THE HERMIT'S MESSAGE

      The first time I met one of these inaccessible elders, in his hermitage on Mount Athos, he gave me a message for the English-speaking world; a message made necessary because today most of us understand our Christian faith in a way very different from how he understood it.
        Let me begin from something that may be familiar to a few of my readers.  I was speaking about the same hermit when I wrote about this before, in my book A Different Christianity.   He had paused to allow me to prepare for what he had to say.  We were sitting in his simple cell among the wooded slopes of Mount Athos as he continued, "You English have served man very well with your intellect, giving him many things he needs, the solutions of many problems that have made life easier for everyone." 
       He paused to let the young interpreter render his words to me, then continued, and as he did so I looked around the room.  Benches made of simple planks lined two sides, those nearest the cast-iron stove softened by folded blankets; an iron bedstead was on a third side, and the iron stove on the fourth.  The interpreter continued to repeat the hermit's message - as I shall do here.  He continued:  "Now you should do another work: to understand and to tell the world of the inner truth, the truth of the heart, as well." 
 
       The conversation continued for some time after that, but everything that was said was overshadowed by the enormity of the message, the impossibility of ever fulfilling this charge.
       The question, of course, came directly from that 'truth of the heart'.  People happily talk about the heart, but when you ask someone something specific about this 'heart', they become suddenly silent, especially if you are talking about the heart of the psyche, and not about the physical body.   And in 1983, when this conversation actually happened, on the second of my many visits to Mount Athos, when I walked off into the mountain pastures to speak with this truly spiritual Christian hermit, a man known there as a 'pneumaticos' - the Greek Church's word for 'a man of the Spirit' - their term for such an 'elder', at that time the meaning of this concept was even less clear than it would have been today.  When he gave me this message, he expressly told me I should pass it on to the English.  Put baldly, as it was given, his words have until now proved so difficult for me to convey that the task continues to the present day.  This is because as a message it only makes sense to somebody who knows the complete picture - not only the inner or psychological facts, but also how these relate to the conclusions too easily drawn by eye and ear alone.  I'll be honest; before I could pass on this message, it has taken me a long time to know what to say, so I have been slow to pass it on.

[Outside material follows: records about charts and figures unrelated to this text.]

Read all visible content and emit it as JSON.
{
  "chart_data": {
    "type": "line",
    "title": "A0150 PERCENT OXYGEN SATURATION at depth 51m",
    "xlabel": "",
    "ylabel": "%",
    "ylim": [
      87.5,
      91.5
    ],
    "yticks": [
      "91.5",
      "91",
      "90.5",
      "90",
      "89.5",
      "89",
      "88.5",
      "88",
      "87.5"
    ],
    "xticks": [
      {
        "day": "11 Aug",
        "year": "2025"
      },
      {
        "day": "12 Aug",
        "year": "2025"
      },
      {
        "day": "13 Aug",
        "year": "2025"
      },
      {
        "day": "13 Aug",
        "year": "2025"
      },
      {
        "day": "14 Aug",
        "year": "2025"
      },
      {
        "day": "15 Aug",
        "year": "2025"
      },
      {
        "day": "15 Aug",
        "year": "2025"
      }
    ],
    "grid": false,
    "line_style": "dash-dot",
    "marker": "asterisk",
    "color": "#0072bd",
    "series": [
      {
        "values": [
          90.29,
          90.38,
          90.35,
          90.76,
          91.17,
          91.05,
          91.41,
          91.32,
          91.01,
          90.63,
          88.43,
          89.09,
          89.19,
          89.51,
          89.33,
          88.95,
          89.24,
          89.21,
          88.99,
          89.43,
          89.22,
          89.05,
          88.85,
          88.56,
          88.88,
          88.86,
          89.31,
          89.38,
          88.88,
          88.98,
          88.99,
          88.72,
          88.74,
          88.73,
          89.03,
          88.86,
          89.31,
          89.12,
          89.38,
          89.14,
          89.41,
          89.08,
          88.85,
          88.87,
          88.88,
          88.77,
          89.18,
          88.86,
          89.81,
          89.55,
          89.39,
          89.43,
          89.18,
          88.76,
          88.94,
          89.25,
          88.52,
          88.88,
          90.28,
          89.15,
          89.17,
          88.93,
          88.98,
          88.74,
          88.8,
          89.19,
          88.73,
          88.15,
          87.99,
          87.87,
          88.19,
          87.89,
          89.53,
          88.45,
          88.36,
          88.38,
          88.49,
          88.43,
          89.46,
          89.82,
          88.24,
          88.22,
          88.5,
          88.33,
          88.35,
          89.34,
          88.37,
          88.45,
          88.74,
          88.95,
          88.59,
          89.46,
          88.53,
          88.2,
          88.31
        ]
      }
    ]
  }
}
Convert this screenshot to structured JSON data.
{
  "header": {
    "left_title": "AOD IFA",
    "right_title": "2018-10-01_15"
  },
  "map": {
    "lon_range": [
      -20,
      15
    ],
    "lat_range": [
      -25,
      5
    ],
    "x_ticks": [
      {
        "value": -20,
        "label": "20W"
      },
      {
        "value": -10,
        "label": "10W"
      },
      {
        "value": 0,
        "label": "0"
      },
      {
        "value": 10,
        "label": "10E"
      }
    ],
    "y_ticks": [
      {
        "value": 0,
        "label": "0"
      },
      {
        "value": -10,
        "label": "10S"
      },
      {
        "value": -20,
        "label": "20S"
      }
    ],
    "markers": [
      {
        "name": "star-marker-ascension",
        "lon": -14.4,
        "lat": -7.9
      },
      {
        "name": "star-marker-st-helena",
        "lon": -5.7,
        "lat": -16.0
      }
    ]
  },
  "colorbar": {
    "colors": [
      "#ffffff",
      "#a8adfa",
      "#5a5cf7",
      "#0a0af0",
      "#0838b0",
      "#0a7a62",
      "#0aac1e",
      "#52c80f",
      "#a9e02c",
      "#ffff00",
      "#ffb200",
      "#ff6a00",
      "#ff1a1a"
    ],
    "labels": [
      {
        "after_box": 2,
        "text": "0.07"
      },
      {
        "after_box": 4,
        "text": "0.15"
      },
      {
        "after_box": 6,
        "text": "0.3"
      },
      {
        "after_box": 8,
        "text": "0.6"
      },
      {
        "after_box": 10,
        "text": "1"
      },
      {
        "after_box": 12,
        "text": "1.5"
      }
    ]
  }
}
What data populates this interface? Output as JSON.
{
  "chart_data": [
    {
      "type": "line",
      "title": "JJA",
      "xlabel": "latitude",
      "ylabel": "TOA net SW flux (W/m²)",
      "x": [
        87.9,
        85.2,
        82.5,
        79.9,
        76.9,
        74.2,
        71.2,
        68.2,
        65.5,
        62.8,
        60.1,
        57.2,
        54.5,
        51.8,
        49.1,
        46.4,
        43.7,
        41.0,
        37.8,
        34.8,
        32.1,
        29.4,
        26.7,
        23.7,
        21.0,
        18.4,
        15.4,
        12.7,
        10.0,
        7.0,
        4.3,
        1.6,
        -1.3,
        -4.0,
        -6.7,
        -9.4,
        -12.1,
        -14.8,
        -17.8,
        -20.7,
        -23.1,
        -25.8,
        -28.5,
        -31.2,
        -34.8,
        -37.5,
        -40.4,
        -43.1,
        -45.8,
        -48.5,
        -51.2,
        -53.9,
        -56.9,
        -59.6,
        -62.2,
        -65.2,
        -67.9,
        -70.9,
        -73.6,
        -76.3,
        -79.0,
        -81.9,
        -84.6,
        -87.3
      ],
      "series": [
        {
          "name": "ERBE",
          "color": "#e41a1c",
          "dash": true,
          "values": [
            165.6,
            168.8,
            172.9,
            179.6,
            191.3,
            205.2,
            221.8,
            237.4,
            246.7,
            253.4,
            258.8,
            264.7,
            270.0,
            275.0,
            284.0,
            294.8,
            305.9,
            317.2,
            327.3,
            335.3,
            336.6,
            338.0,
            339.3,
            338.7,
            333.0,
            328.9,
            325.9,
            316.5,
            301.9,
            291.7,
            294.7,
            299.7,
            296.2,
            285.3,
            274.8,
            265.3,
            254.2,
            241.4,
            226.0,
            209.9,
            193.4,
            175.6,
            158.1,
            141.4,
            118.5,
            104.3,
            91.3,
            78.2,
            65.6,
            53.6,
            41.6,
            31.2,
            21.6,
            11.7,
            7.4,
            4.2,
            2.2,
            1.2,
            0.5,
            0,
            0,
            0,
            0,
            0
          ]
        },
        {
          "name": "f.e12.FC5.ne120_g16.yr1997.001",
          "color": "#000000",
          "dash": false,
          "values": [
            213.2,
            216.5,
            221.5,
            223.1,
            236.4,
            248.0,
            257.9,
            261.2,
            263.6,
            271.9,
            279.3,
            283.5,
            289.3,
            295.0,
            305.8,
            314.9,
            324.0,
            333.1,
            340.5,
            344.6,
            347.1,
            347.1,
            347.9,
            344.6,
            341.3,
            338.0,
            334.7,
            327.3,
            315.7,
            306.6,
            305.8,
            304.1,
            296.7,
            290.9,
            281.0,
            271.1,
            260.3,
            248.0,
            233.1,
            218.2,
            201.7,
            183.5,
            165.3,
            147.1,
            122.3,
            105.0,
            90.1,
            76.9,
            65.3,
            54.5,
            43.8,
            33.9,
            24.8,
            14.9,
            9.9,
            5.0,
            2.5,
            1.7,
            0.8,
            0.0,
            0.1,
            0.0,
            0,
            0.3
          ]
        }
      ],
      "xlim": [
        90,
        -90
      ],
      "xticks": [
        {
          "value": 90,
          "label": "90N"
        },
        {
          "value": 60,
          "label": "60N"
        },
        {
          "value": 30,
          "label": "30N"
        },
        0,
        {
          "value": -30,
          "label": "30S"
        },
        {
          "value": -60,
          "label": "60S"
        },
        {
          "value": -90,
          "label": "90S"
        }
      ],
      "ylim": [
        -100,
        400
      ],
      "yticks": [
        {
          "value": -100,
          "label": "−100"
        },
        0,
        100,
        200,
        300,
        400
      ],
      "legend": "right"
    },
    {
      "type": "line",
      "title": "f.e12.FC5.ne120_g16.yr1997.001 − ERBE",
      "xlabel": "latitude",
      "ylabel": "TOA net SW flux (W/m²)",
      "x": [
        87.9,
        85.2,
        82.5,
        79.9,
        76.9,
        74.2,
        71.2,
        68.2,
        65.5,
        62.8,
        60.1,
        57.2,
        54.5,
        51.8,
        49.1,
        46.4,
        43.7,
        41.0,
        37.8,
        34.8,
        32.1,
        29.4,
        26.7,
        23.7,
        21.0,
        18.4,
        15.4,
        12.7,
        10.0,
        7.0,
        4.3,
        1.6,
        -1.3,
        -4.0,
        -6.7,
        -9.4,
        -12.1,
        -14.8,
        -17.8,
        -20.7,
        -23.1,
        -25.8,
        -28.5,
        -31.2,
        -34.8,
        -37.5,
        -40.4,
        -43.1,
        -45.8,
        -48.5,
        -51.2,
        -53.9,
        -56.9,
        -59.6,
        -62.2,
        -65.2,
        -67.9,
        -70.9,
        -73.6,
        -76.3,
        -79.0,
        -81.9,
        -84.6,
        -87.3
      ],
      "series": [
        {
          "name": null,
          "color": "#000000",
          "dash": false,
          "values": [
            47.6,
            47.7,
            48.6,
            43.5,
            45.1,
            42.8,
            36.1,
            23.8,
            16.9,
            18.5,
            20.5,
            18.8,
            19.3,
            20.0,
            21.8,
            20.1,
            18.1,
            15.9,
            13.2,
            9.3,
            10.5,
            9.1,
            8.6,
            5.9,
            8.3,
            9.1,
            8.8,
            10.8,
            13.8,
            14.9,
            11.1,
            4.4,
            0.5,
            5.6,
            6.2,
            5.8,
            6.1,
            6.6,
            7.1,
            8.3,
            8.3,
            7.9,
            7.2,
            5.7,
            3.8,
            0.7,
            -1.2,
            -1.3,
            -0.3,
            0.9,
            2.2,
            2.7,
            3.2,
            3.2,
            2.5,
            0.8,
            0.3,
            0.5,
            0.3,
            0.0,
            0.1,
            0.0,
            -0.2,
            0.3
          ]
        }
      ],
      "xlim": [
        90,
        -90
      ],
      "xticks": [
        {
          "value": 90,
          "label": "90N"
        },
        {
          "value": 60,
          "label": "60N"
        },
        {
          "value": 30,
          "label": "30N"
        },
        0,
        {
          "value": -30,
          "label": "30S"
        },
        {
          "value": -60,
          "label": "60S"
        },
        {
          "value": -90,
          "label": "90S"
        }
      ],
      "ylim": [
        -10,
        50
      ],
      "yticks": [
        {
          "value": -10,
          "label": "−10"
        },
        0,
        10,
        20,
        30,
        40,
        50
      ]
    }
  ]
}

        The problem is that in the way the early Church would have seen it, and despite our belief in our 'progressive world view', perhaps to a greater degree even than was true then, modern man is described as fallen man, made in the image of the biblical Adam.  We are fallen psychologically, even if in the simple sense that the faculties and qualities which we were given at our birth have not all been fully developed.  But we can also overcome our fallen condition, and that was the message the hermit gave me to pass on.